There are several potential confounding factors in our study. The population was derived from a compensation and screening registry, and it is therefore biased to include those with symptomatic diseases. Our findings are not reflective of the population in general, and in particular, for those with ARDs who do not apply for compensation. All our study subjects were men. Smoking habits differered between the groups. Interestingly, SMRP levels in subjects with PPs were similar to those with compensable disease. The reasons for this are uncertain, but it is possible that some patients with PPs also had other ARDs, particularly asbestosis and/or DPT. High resolution CT scans are required for diagnosis and assessment in such cases, but these were not always available in our study. Currently, PPs alone (or with chest pain) are not accepted for compensation in the absence of other ARDs, as they are not associated with lung function abnormalities [19,20], although this has been questioned [21].

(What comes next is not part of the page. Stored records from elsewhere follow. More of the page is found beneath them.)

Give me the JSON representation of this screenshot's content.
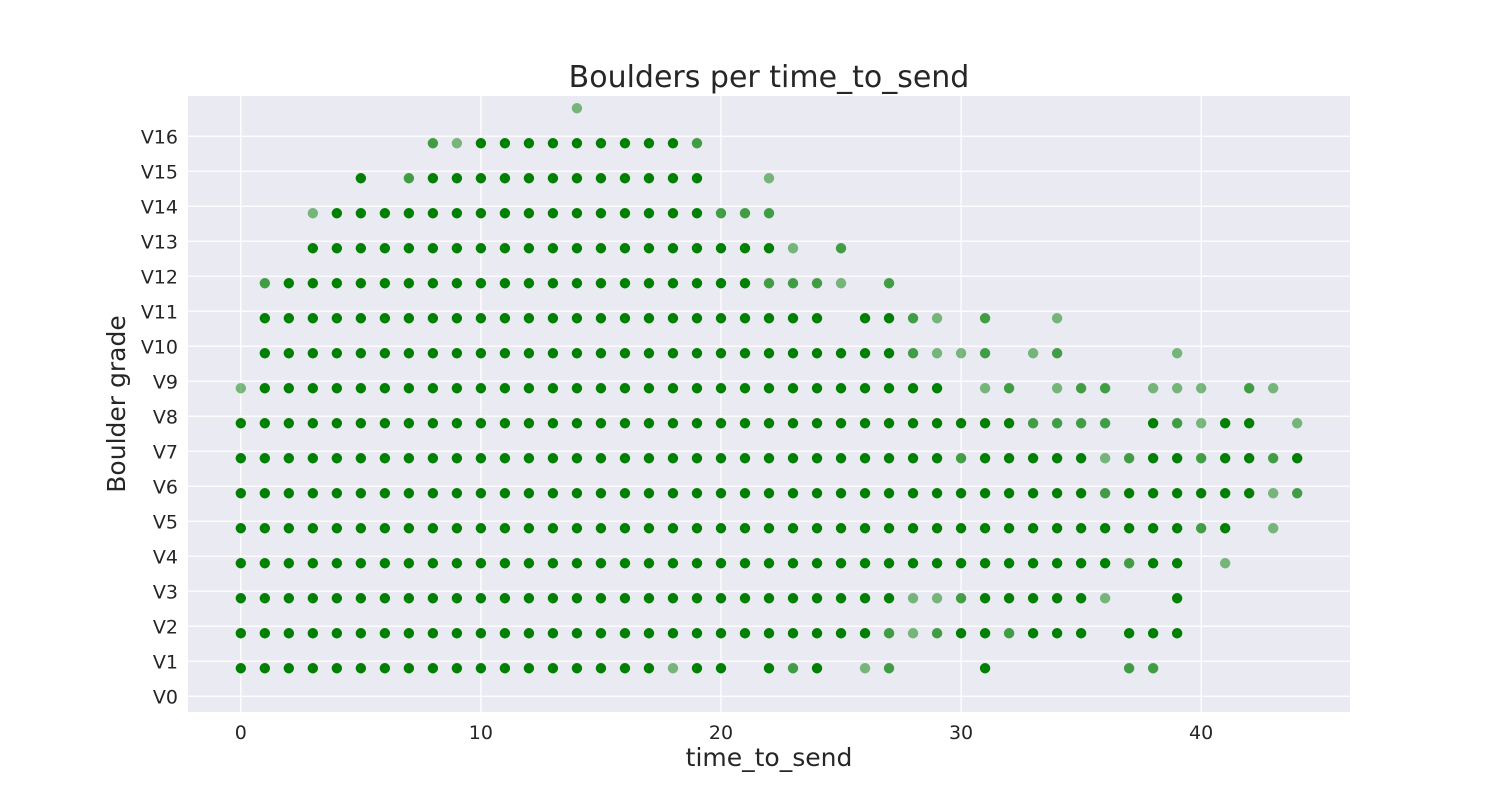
{
  "chart_data": {
    "type": "scatter",
    "title": "Boulders per time_to_send",
    "xlabel": "time_to_send",
    "ylabel": "Boulder grade",
    "xlim": [
      -2.2,
      46.2
    ],
    "ylim": [
      -0.45,
      17.15
    ],
    "x_ticks": [
      0,
      10,
      20,
      30,
      40
    ],
    "y_ticks": [
      0,
      1,
      2,
      3,
      4,
      5,
      6,
      7,
      8,
      9,
      10,
      11,
      12,
      13,
      14,
      15,
      16
    ],
    "y_tick_labels": [
      "V0",
      "V1",
      "V2",
      "V3",
      "V4",
      "V5",
      "V6",
      "V7",
      "V8",
      "V9",
      "V10",
      "V11",
      "V12",
      "V13",
      "V14",
      "V15",
      "V16"
    ],
    "grid": true,
    "background_color": "#eaeaf2",
    "marker_color": "#008000",
    "rows": [
      {
        "grade": 17,
        "light": [
          14
        ],
        "mid": [],
        "dark": []
      },
      {
        "grade": 16,
        "light": [
          9
        ],
        "mid": [
          8,
          19
        ],
        "dark": [
          10,
          11,
          12,
          13,
          14,
          15,
          16,
          17,
          18
        ]
      },
      {
        "grade": 15,
        "light": [
          22
        ],
        "mid": [
          7
        ],
        "dark": [
          5,
          8,
          9,
          10,
          11,
          12,
          13,
          14,
          15,
          16,
          17,
          18,
          19
        ]
      },
      {
        "grade": 14,
        "light": [
          3
        ],
        "mid": [
          20,
          21,
          22
        ],
        "dark": [
          4,
          5,
          6,
          7,
          8,
          9,
          10,
          11,
          12,
          13,
          14,
          15,
          16,
          17,
          18,
          19
        ]
      },
      {
        "grade": 13,
        "light": [
          23
        ],
        "mid": [
          25
        ],
        "dark": [
          3,
          4,
          5,
          6,
          7,
          8,
          9,
          10,
          11,
          12,
          13,
          14,
          15,
          16,
          17,
          18,
          19,
          20,
          21,
          22
        ]
      },
      {
        "grade": 12,
        "light": [
          25
        ],
        "mid": [
          1,
          22,
          23,
          24,
          27
        ],
        "dark": [
          2,
          3,
          4,
          5,
          6,
          7,
          8,
          9,
          10,
          11,
          12,
          13,
          14,
          15,
          16,
          17,
          18,
          19,
          20,
          21
        ]
      },
      {
        "grade": 11,
        "light": [
          29,
          34
        ],
        "mid": [
          28,
          31
        ],
        "dark": [
          1,
          2,
          3,
          4,
          5,
          6,
          7,
          8,
          9,
          10,
          11,
          12,
          13,
          14,
          15,
          16,
          17,
          18,
          19,
          20,
          21,
          22,
          23,
          24,
          26,
          27
        ]
      },
      {
        "grade": 10,
        "light": [
          29,
          30,
          33,
          39
        ],
        "mid": [
          28,
          31,
          34
        ],
        "dark": [
          1,
          2,
          3,
          4,
          5,
          6,
          7,
          8,
          9,
          10,
          11,
          12,
          13,
          14,
          15,
          16,
          17,
          18,
          19,
          20,
          21,
          22,
          23,
          24,
          25,
          26,
          27
        ]
      },
      {
        "grade": 9,
        "light": [
          0,
          31,
          34,
          38,
          39,
          40,
          43
        ],
        "mid": [
          32,
          35,
          36,
          42
        ],
        "dark": [
          1,
          2,
          3,
          4,
          5,
          6,
          7,
          8,
          9,
          10,
          11,
          12,
          13,
          14,
          15,
          16,
          17,
          18,
          19,
          20,
          21,
          22,
          23,
          24,
          25,
          26,
          27,
          28,
          29
        ]
      },
      {
        "grade": 8,
        "light": [
          40,
          44
        ],
        "mid": [
          33,
          34,
          35,
          36,
          39
        ],
        "dark": [
          0,
          1,
          2,
          3,
          4,
          5,
          6,
          7,
          8,
          9,
          10,
          11,
          12,
          13,
          14,
          15,
          16,
          17,
          18,
          19,
          20,
          21,
          22,
          23,
          24,
          25,
          26,
          27,
          28,
          29,
          30,
          31,
          32,
          38,
          41,
          42
        ]
      },
      {
        "grade": 7,
        "light": [
          36
        ],
        "mid": [
          30,
          37,
          40,
          43
        ],
        "dark": [
          0,
          1,
          2,
          3,
          4,
          5,
          6,
          7,
          8,
          9,
          10,
          11,
          12,
          13,
          14,
          15,
          16,
          17,
          18,
          19,
          20,
          21,
          22,
          23,
          24,
          25,
          26,
          27,
          28,
          29,
          31,
          32,
          33,
          34,
          35,
          38,
          39,
          41,
          42,
          44
        ]
      },
      {
        "grade": 6,
        "light": [
          43
        ],
        "mid": [
          36,
          44
        ],
        "dark": [
          0,
          1,
          2,
          3,
          4,
          5,
          6,
          7,
          8,
          9,
          10,
          11,
          12,
          13,
          14,
          15,
          16,
          17,
          18,
          19,
          20,
          21,
          22,
          23,
          24,
          25,
          26,
          27,
          28,
          29,
          30,
          31,
          32,
          33,
          34,
          35,
          37,
          38,
          39,
          40,
          41,
          42
        ]
      },
      {
        "grade": 5,
        "light": [
          43
        ],
        "mid": [
          40
        ],
        "dark": [
          0,
          1,
          2,
          3,
          4,
          5,
          6,
          7,
          8,
          9,
          10,
          11,
          12,
          13,
          14,
          15,
          16,
          17,
          18,
          19,
          20,
          21,
          22,
          23,
          24,
          25,
          26,
          27,
          28,
          29,
          30,
          31,
          32,
          33,
          34,
          35,
          36,
          37,
          38,
          39,
          41
        ]
      },
      {
        "grade": 4,
        "light": [
          41
        ],
        "mid": [
          37
        ],
        "dark": [
          0,
          1,
          2,
          3,
          4,
          5,
          6,
          7,
          8,
          9,
          10,
          11,
          12,
          13,
          14,
          15,
          16,
          17,
          18,
          19,
          20,
          21,
          22,
          23,
          24,
          25,
          26,
          27,
          28,
          29,
          30,
          31,
          32,
          33,
          34,
          35,
          36,
          38,
          39
        ]
      },
      {
        "grade": 3,
        "light": [
          28,
          29,
          36
        ],
        "mid": [
          30
        ],
        "dark": [
          0,
          1,
          2,
          3,
          4,
          5,
          6,
          7,
          8,
          9,
          10,
          11,
          12,
          13,
          14,
          15,
          16,
          17,
          18,
          19,
          20,
          21,
          22,
          23,
          24,
          25,
          26,
          27,
          31,
          32,
          33,
          34,
          35,
          39
        ]
      },
      {
        "grade": 2,
        "light": [
          28
        ],
        "mid": [
          27,
          29,
          32
        ],
        "dark": [
          0,
          1,
          2,
          3,
          4,
          5,
          6,
          7,
          8,
          9,
          10,
          11,
          12,
          13,
          14,
          15,
          16,
          17,
          18,
          19,
          20,
          21,
          22,
          23,
          24,
          25,
          26,
          30,
          31,
          33,
          34,
          35,
          37,
          38,
          39
        ]
      },
      {
        "grade": 1,
        "light": [
          18,
          26
        ],
        "mid": [
          23,
          27,
          37,
          38
        ],
        "dark": [
          0,
          1,
          2,
          3,
          4,
          5,
          6,
          7,
          8,
          9,
          10,
          11,
          12,
          13,
          14,
          15,
          16,
          17,
          19,
          20,
          22,
          24,
          31
        ]
      }
    ]
  }
}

Lung function measurements were performed as part of an assessment for compensation, and it is possible that this could have confounded the results. We have previously found an association between lung function and SMRP levels [22], although the mechanism for this is unclear. It would be expected that SMRP would reflect severity if this were the case. However, it is also possible that SMRP reflects an inflammatory or another process which has been activated by asbestos exposure and which eventually results in an established disease. If SMRP or other biomarkers are found to be an accurate reflection of disablement, this could be helpful in providing an objective method of assessment. Further prospective work is needed in this area to substantiate our findings and clarify the underlying pathophysiological mechanisms of raised SMRP after asbestos exposure.